Some reviews of such add-ons to Gmail are found in the following articles:
ComputerWorld’s How to encrypt Gmail
Comparitech’s How to use PGP encryption with Gmail
TechWalla’s How to send a secure email on Gmail
PR Gomez’s Flowcrypt review
Due to the shortcomings we cited above, we conclude that the above solutions do not go far enough to protect privacy. Therefore, we recommend you seriously consider using, at least for sensitive emails, one of the PEP solutions below that provide seamless, self-contained email systems, with end-to-end encryption (encryption “in transit” and “at rest” on the vendor’s servers). We introduce these comprehensive PEP solutions for utmost privacy in this next section below and present them in greater detail in our next blog post, Use secure email systems that respect privacy.
2. Secure email systems PEPs with end-to-end encryption
Self-contained, secure email services from PEPs that do not utilize Gmail, Yahoo! Mail, Hotmail, or other non-secure email systems, include ProtonMail, Tutanota, and others to be surveyed in the next, second in this series of blog posts on email privacy. We will call these offerings Privacy-focused Email Providers or PEPs, for short. There are over a dozen reputable PEPs that give you secure and private email services. PEPs provide privacy by using encryption in transit and at rest. They do not store or scan the text of your messages and their attachments. Unlike the giant free web based email services, most PEPs store the email body, attachments, and in some cases the subject line in an encrypted (coded/scrambled) fashion that is unreadable. It is unscrambled (decrypted) on the author’s or recipient’s device. So even if someone hacked into their email servers, the email messages would be unreadable. PEPs claim “zero knowledge” in that the email vendor has no knowledge or access to your content, your identity, your keys, your passwords, or your areas of interest. More fundamentally, they are not in the business of collecting and monetizing personal information.

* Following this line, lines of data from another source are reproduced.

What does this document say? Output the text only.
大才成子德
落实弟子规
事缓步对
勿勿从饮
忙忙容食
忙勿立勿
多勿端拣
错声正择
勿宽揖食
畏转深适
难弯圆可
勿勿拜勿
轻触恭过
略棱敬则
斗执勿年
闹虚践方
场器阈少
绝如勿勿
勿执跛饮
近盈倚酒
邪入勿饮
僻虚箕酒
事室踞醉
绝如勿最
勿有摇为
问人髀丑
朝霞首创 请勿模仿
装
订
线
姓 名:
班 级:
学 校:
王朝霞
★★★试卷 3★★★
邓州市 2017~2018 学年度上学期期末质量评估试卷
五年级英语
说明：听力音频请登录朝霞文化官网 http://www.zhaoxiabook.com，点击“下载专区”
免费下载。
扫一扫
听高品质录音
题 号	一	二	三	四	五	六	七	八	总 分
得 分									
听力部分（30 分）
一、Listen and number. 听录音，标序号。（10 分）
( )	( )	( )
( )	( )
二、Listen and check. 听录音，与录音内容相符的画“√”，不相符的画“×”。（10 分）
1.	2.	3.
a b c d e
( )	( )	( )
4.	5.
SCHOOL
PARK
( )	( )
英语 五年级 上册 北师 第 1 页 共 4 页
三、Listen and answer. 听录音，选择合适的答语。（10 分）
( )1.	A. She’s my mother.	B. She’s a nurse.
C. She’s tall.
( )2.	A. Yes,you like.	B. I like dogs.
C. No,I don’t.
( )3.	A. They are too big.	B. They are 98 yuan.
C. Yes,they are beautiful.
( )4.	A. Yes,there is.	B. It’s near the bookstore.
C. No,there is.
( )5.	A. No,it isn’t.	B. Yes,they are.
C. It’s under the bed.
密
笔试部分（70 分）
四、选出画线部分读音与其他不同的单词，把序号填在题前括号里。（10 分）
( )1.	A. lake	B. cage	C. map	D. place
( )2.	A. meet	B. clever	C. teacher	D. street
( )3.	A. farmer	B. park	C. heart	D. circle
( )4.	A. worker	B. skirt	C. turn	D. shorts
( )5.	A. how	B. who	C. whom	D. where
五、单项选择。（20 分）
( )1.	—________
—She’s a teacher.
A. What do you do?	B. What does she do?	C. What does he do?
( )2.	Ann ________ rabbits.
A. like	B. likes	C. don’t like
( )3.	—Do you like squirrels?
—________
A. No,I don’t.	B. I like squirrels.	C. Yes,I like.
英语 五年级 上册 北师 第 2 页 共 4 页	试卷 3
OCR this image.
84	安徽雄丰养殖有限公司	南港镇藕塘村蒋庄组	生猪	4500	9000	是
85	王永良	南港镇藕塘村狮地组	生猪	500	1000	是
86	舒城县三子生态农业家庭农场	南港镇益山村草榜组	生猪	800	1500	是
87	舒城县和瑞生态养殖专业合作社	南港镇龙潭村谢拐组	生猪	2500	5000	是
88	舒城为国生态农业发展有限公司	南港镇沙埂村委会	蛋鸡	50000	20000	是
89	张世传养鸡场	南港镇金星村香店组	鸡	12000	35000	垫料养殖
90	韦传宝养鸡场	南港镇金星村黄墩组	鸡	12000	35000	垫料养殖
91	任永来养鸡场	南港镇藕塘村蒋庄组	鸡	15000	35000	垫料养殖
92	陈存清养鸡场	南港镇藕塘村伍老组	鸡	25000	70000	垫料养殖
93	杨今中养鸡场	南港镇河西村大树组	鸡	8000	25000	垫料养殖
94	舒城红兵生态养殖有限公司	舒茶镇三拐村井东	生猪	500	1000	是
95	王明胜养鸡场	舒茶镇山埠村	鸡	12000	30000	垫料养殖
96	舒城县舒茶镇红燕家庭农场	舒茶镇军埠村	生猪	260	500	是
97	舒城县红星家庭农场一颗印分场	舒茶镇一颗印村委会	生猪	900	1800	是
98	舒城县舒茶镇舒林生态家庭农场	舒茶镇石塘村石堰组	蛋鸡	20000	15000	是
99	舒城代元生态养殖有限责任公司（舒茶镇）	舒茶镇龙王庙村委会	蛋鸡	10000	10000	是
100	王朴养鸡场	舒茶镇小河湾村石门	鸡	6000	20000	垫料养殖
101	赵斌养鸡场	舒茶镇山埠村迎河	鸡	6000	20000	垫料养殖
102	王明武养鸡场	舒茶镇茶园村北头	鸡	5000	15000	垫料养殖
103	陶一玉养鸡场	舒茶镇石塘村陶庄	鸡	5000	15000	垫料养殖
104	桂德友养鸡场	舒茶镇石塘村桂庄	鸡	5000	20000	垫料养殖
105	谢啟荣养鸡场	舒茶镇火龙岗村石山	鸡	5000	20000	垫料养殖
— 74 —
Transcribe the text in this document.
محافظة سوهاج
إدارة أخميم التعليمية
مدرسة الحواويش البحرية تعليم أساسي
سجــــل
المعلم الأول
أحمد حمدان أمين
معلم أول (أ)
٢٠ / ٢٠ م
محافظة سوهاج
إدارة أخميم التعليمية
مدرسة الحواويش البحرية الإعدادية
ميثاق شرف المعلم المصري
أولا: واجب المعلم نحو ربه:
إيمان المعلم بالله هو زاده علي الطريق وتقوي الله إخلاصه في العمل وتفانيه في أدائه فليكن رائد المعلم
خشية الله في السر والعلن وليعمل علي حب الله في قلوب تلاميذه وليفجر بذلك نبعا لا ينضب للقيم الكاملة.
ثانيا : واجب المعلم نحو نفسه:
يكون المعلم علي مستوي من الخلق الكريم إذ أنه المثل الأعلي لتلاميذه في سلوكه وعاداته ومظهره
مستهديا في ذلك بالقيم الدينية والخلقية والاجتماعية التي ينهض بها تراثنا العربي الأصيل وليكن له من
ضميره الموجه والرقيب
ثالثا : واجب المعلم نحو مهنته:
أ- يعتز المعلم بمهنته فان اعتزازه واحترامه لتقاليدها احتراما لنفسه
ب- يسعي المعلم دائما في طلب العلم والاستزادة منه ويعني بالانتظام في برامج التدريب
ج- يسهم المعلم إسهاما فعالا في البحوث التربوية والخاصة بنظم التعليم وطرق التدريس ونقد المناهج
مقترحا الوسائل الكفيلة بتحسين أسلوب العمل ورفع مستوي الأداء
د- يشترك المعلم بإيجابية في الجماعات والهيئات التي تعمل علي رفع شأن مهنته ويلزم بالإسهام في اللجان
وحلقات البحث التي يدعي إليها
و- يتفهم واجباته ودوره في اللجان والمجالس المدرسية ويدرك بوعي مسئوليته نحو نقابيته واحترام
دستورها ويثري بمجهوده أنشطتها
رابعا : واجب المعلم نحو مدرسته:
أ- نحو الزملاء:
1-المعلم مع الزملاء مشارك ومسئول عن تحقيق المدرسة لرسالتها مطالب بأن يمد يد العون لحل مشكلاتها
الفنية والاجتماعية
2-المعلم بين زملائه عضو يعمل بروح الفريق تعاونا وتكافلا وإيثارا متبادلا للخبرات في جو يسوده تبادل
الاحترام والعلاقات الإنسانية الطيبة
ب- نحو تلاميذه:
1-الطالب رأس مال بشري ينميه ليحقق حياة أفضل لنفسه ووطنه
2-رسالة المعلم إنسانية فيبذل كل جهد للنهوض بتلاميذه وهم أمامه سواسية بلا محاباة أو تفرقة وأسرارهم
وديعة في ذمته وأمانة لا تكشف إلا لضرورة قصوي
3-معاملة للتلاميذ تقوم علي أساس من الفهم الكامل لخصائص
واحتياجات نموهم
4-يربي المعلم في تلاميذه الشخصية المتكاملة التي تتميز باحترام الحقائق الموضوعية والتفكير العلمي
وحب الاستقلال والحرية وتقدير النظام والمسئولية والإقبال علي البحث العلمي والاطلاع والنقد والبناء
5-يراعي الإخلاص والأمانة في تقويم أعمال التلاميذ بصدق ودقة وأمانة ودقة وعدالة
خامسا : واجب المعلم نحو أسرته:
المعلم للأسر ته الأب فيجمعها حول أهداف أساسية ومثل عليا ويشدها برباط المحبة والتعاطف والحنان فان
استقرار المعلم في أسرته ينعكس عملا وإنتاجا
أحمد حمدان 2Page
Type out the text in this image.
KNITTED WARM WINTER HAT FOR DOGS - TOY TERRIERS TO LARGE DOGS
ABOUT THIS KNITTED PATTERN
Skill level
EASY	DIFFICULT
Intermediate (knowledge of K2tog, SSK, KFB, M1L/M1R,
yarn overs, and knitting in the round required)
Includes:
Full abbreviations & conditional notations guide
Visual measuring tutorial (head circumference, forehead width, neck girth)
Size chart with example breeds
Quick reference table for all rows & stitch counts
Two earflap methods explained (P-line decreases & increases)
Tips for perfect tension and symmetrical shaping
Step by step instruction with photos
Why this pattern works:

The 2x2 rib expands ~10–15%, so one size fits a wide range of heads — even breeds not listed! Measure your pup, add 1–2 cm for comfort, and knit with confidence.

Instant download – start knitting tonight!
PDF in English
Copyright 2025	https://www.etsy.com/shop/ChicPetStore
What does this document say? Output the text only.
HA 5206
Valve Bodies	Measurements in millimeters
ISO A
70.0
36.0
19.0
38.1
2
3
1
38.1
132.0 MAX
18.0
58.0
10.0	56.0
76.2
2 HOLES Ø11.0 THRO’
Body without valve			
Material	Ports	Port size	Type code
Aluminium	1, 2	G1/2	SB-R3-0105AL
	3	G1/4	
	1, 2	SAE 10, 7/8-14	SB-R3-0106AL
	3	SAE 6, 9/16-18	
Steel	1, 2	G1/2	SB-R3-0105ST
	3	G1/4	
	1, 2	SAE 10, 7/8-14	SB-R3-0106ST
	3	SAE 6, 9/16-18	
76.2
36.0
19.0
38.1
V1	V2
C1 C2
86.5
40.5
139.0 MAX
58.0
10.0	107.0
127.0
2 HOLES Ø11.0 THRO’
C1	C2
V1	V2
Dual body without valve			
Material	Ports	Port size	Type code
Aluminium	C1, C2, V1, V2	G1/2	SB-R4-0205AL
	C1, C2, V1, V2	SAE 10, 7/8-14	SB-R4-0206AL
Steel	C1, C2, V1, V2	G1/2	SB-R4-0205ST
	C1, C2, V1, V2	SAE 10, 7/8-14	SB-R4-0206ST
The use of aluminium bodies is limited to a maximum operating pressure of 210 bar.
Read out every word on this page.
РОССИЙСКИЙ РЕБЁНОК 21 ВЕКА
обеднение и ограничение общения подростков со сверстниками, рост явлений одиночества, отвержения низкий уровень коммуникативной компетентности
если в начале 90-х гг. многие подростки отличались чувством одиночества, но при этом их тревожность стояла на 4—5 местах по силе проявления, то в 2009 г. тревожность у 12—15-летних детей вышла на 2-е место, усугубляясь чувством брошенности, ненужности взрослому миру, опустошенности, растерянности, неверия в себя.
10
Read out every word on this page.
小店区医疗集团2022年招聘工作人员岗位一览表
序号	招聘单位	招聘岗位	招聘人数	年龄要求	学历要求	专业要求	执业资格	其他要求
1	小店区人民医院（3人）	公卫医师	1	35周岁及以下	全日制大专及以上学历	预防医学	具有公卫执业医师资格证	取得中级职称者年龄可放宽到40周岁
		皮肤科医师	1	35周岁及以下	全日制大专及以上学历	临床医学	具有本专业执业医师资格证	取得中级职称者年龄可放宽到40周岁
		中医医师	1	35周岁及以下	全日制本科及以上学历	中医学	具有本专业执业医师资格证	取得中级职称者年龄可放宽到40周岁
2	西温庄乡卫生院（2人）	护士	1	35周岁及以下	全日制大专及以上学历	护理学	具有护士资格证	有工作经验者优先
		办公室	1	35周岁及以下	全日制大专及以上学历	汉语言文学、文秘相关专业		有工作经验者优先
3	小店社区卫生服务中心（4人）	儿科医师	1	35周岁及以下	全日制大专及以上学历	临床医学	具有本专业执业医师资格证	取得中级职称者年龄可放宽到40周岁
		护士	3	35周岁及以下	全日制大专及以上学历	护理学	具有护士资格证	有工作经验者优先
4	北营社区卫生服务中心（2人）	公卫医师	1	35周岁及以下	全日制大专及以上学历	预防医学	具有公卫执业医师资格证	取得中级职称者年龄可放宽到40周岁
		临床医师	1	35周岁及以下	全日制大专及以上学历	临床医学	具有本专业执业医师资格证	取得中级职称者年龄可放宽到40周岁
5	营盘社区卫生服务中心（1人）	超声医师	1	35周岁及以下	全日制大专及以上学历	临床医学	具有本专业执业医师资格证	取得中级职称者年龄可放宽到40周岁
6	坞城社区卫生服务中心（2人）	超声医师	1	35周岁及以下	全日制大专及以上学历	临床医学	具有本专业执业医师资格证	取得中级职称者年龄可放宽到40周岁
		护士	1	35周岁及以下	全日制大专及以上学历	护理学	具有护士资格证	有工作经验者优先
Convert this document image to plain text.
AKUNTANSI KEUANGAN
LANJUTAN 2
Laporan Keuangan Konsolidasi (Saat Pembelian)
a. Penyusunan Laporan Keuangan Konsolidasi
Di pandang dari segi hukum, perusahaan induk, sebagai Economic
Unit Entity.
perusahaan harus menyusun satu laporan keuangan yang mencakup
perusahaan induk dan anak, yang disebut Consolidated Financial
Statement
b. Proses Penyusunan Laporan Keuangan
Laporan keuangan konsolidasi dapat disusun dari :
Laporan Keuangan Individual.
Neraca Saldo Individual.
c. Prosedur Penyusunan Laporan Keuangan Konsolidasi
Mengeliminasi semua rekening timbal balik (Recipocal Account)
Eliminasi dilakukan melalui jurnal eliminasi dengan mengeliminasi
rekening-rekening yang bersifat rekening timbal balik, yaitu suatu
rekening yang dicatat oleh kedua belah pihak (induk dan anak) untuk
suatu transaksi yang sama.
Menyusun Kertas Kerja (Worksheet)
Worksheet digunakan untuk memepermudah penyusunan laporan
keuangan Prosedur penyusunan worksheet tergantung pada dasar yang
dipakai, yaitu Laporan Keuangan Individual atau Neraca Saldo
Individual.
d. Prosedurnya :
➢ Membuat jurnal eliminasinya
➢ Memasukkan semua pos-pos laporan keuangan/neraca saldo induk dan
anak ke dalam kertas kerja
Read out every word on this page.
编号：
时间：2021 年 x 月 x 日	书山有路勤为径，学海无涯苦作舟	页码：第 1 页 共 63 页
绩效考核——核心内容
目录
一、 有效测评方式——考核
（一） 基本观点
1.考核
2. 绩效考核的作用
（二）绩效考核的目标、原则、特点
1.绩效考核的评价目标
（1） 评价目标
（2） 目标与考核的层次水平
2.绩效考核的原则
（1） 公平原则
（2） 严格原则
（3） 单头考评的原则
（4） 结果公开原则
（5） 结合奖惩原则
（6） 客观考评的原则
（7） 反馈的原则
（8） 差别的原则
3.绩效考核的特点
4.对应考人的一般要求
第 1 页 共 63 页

Stay tuned for our next blog post, Use secure email services that respect privacy, for a review of such comprehensive PEP alternatives.
Email messages “at rest” on most email servers are unencrypted (are stored in their full text) and potentially both message content and meta-data are accessible by your email provider. For improved privacy use either add-ons that enhance security and privacy, or better yet, full email service alternatives from PEPs that deliver end-to-end encryption and have zero-knowledge regarding its users.